Inspired by real events, "Caged No More" is meant to spread awareness about trafficking victims by telling the real life story of Aggie Prejean, a grandmother on a desperate search to find her two granddaughters, Skye and Elle, who were kidnapped by their father.

As the details behind the girls' disappearance begins to unravel, it's discovered their father has taken them overseas to be sold into slavery to settle a drug debt. Prejean enlists the help of the girls' uncle, a well-respected local philanthropist, and his son, Wil (Powell), who's a former special forces soldier. A global hunt ensues, and the team stops at nothing to see the girls safely returned home.

Sorbo plays two roles in the film as twin brothers Richard and Jack DuLonde. Jack is the evil brother who sells his two daughters into the sex trade and Jack is the heroic brother who sponsors their rescue and return.

"The script was interesting to me, Sorbo told CP, noting that his friend, writer Lisa Arnold, was involved in this film as well as his last blockbuster hit, "God's Not Dead."

The passionate actor went on to explain that among the reasons he chose to take on the two roles is because of how widespread and vicious the crime has become. "Just last year at the Super Bowl they broke up a huge sex trafficking ring," the Minnesota native explained. "They brought all these boys and girls into the Super Bowl area to advertise for [fans] to have a good time.
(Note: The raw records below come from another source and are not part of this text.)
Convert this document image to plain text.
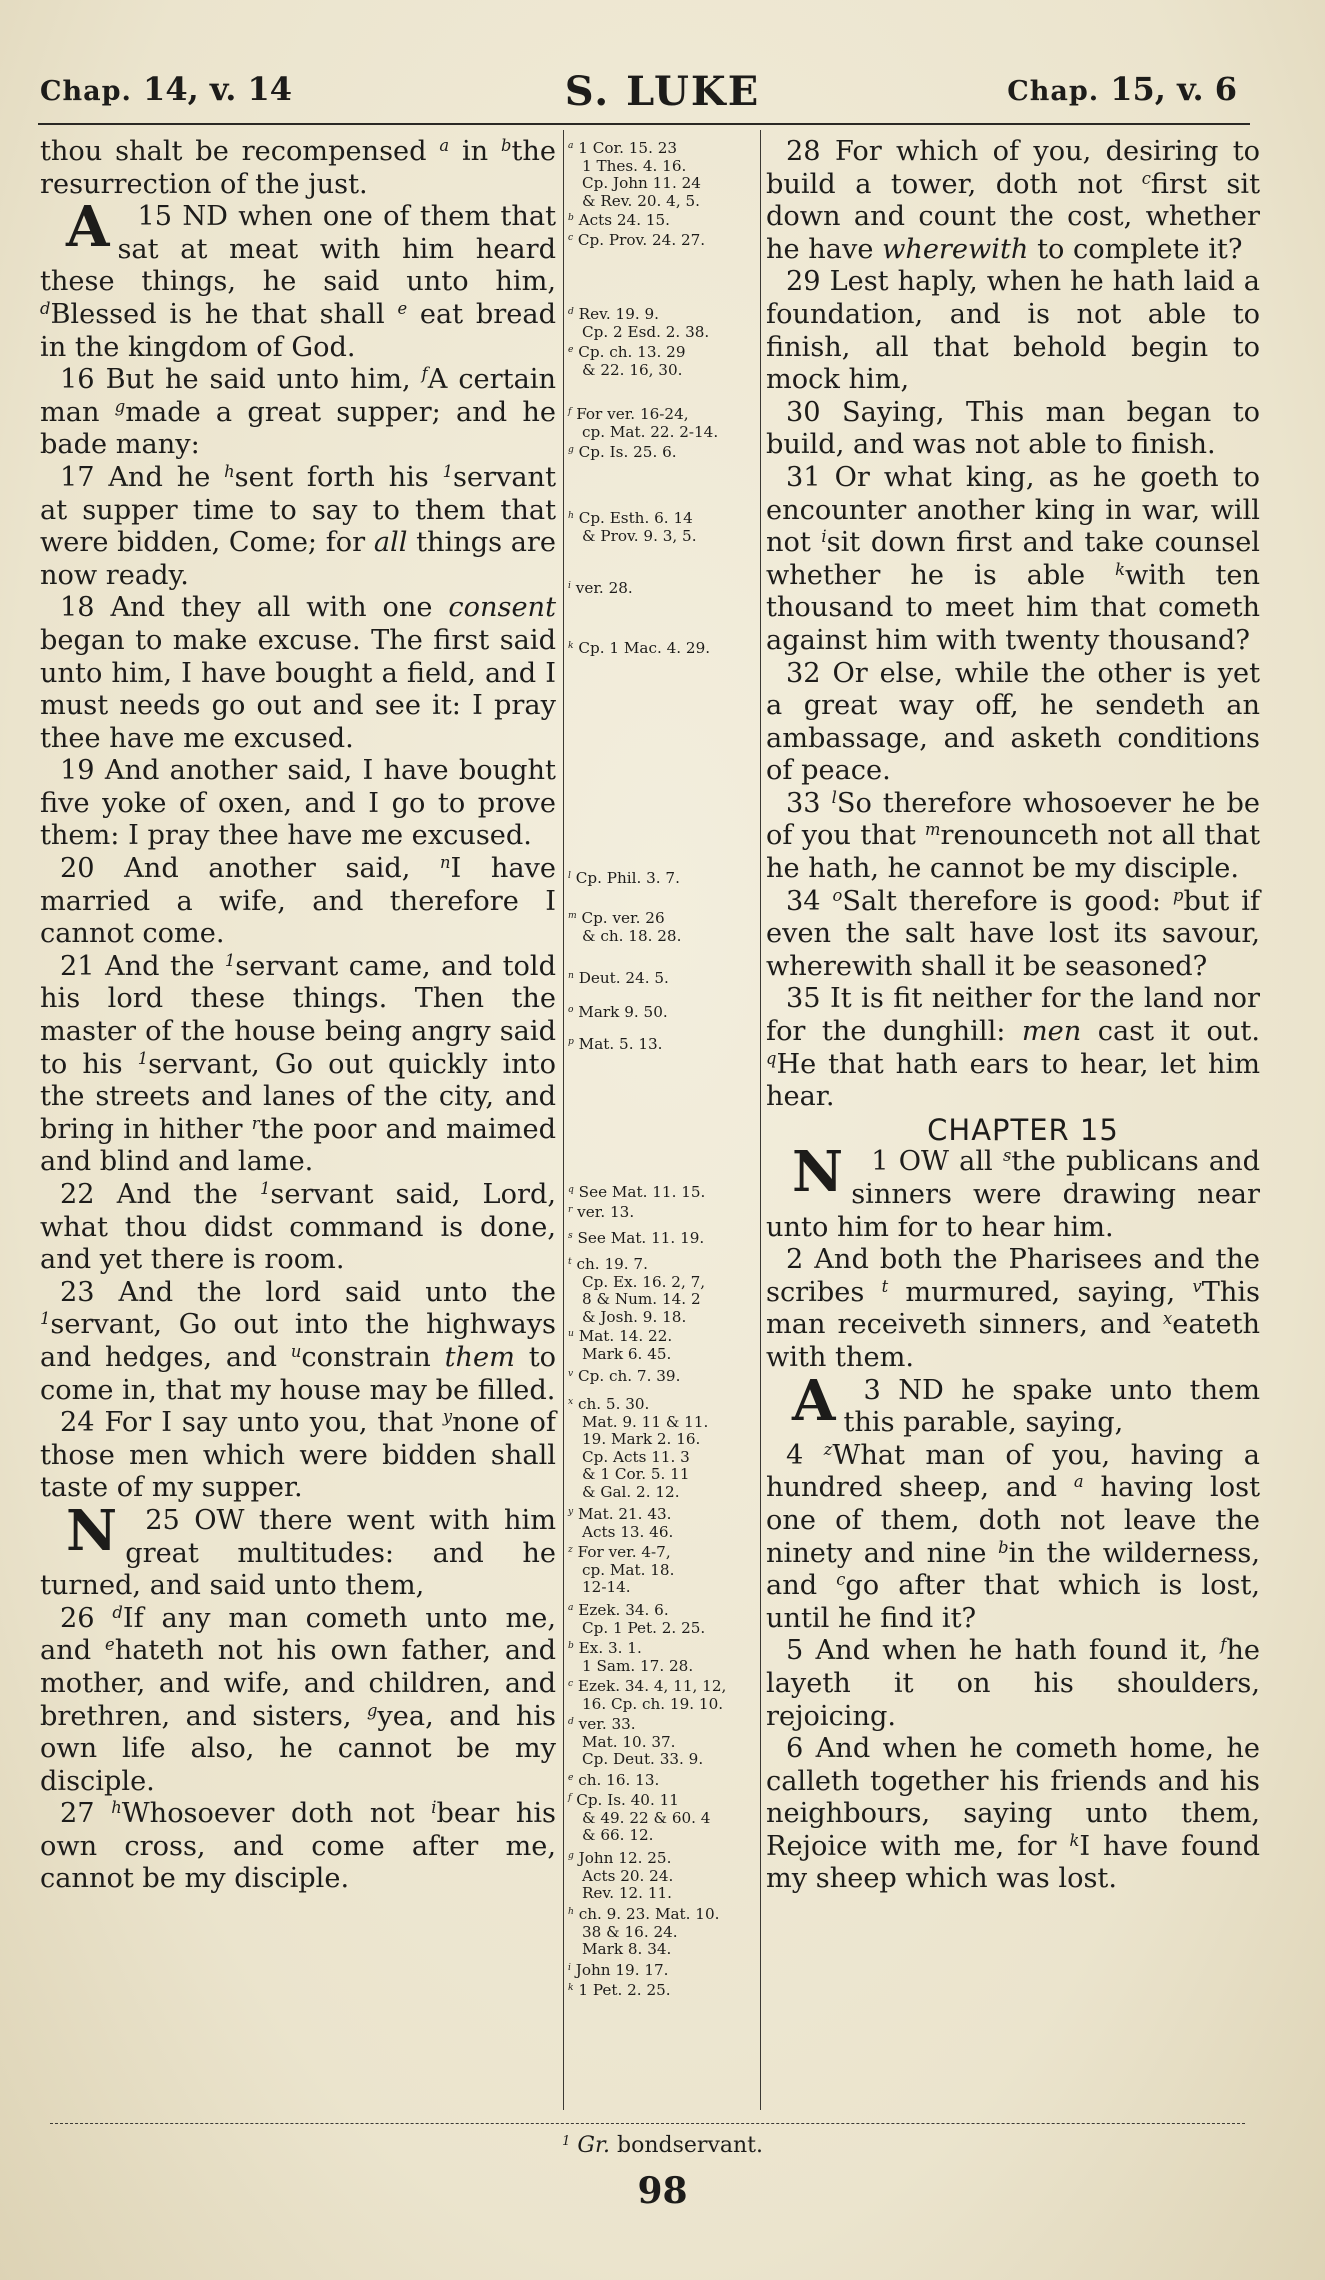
Chap. 14, v. 14	S. LUKE	Chap. 15, v. 6

thou shalt be recompensed $^a$ in $^b$the resurrection of the just.

15
A	ND when one of them that sat at meat with him heard these things, he said unto him, $^d$Blessed is he that shall $^e$ eat bread in the kingdom of God.

16 But he said unto him, $^f$A certain man $^g$made a great supper; and he bade many:

17 And he $^h$sent forth his $^1$servant at supper time to say to them that were bidden, Come; for all things are now ready.

18 And they all with one consent began to make excuse. The first said unto him, I have bought a field, and I must needs go out and see it: I pray thee have me excused.

19 And another said, I have bought five yoke of oxen, and I go to prove them: I pray thee have me excused.

20 And another said, $^n$I have married a wife, and therefore I cannot come.

21 And the $^1$servant came, and told his lord these things. Then the master of the house being angry said to his $^1$servant, Go out quickly into the streets and lanes of the city, and bring in hither $^r$the poor and maimed and blind and lame.

22 And the $^1$servant said, Lord, what thou didst command is done, and yet there is room.

23 And the lord said unto the $^1$servant, Go out into the highways and hedges, and $^u$constrain them to come in, that my house may be filled.

24 For I say unto you, that $^y$none of those men which were bidden shall taste of my supper.

25
N	OW there went with him great multitudes: and he turned, and said unto them,

26 $^d$If any man cometh unto me, and $^e$hateth not his own father, and mother, and wife, and children, and brethren, and sisters, $^g$yea, and his own life also, he cannot be my disciple.

27 $^h$Whosoever doth not $^i$bear his own cross, and come after me, cannot be my disciple.

$^a$ 1 Cor. 15. 23
1 Thes. 4. 16.
Cp. John 11. 24
& Rev. 20. 4, 5.
$^b$ Acts 24. 15.
$^c$ Cp. Prov. 24. 27.
$^d$ Rev. 19. 9.
Cp. 2 Esd. 2. 38.
$^e$ Cp. ch. 13. 29
& 22. 16, 30.
$^f$ For ver. 16-24,
cp. Mat. 22. 2-14.
$^g$ Cp. Is. 25. 6.
$^h$ Cp. Esth. 6. 14
& Prov. 9. 3, 5.
$^i$ ver. 28.
$^k$ Cp. 1 Mac. 4. 29.
$^l$ Cp. Phil. 3. 7.
$^m$ Cp. ver. 26
& ch. 18. 28.
$^n$ Deut. 24. 5.
$^o$ Mark 9. 50.
$^p$ Mat. 5. 13.
$^q$ See Mat. 11. 15.
$^r$ ver. 13.
$^s$ See Mat. 11. 19.
$^t$ ch. 19. 7.
Cp. Ex. 16. 2, 7,
8 & Num. 14. 2
& Josh. 9. 18.
$^u$ Mat. 14. 22.
Mark 6. 45.
$^v$ Cp. ch. 7. 39.
$^x$ ch. 5. 30.
Mat. 9. 11 & 11.
19. Mark 2. 16.
Cp. Acts 11. 3
& 1 Cor. 5. 11
& Gal. 2. 12.
$^y$ Mat. 21. 43.
Acts 13. 46.
$^z$ For ver. 4-7,
cp. Mat. 18.
12-14.
$^a$ Ezek. 34. 6.
Cp. 1 Pet. 2. 25.
$^b$ Ex. 3. 1.
1 Sam. 17. 28.
$^c$ Ezek. 34. 4, 11, 12,
16. Cp. ch. 19. 10.
$^d$ ver. 33.
Mat. 10. 37.
Cp. Deut. 33. 9.
$^e$ ch. 16. 13.
$^f$ Cp. Is. 40. 11
& 49. 22 & 60. 4
& 66. 12.
$^g$ John 12. 25.
Acts 20. 24.
Rev. 12. 11.
$^h$ ch. 9. 23. Mat. 10.
38 & 16. 24.
Mark 8. 34.
$^i$ John 19. 17.
$^k$ 1 Pet. 2. 25.

28 For which of you, desiring to build a tower, doth not $^c$first sit down and count the cost, whether he have wherewith to complete it?

29 Lest haply, when he hath laid a foundation, and is not able to finish, all that behold begin to mock him,

30 Saying, This man began to build, and was not able to finish.

31 Or what king, as he goeth to encounter another king in war, will not $^i$sit down first and take counsel whether he is able $^k$with ten thousand to meet him that cometh against him with twenty thousand?

32 Or else, while the other is yet a great way off, he sendeth an ambassage, and asketh conditions of peace.

33 $^l$So therefore whosoever he be of you that $^m$renounceth not all that he hath, he cannot be my disciple.

34 $^o$Salt therefore is good: $^p$but if even the salt have lost its savour, wherewith shall it be seasoned?

35 It is fit neither for the land nor for the dunghill: men cast it out. $^q$He that hath ears to hear, let him hear.

CHAPTER 15

1
N OW all $^s$the publicans and sinners were drawing near unto him for to hear him.

2 And both the Pharisees and the scribes $^t$ murmured, saying, $^v$This man receiveth sinners, and $^x$eateth with them.

3
A ND he spake unto them this parable, saying,

4 $^z$What man of you, having a hundred sheep, and $^a$ having lost one of them, doth not leave the ninety and nine $^b$in the wilderness, and $^c$go after that which is lost, until he find it?

5 And when he hath found it, $^f$he layeth it on his shoulders, rejoicing.

6 And when he cometh home, he calleth together his friends and his neighbours, saying unto them, Rejoice with me, for $^k$I have found my sheep which was lost.

$^1$ Gr. bondservant.
98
They advertised it as massage parlors or whatever they may be, but it was happening right there."

Sorbo prepared for his two roles and shot them consecutively, although throughout the film his two characters were interchanging from scene to scene. 

Spealing about his role as Wil, Powell told CP, "It was fun to prepared for this heroic role although it was such a serious subject matter." The Anthem Lights singer shared that he actually had the opportunity to sit down with the real life hero he portrayed, who's described as a Green Beret freedom fighter who regularly risks his life and goes undercover to rescue young girls and children who are victims of human trafficking.

"To be able to bring awareness to this particular subject I was willing to do anything," Powell continued. "To call this particular film fun is difficult but it was certainly a privilege to be apart of."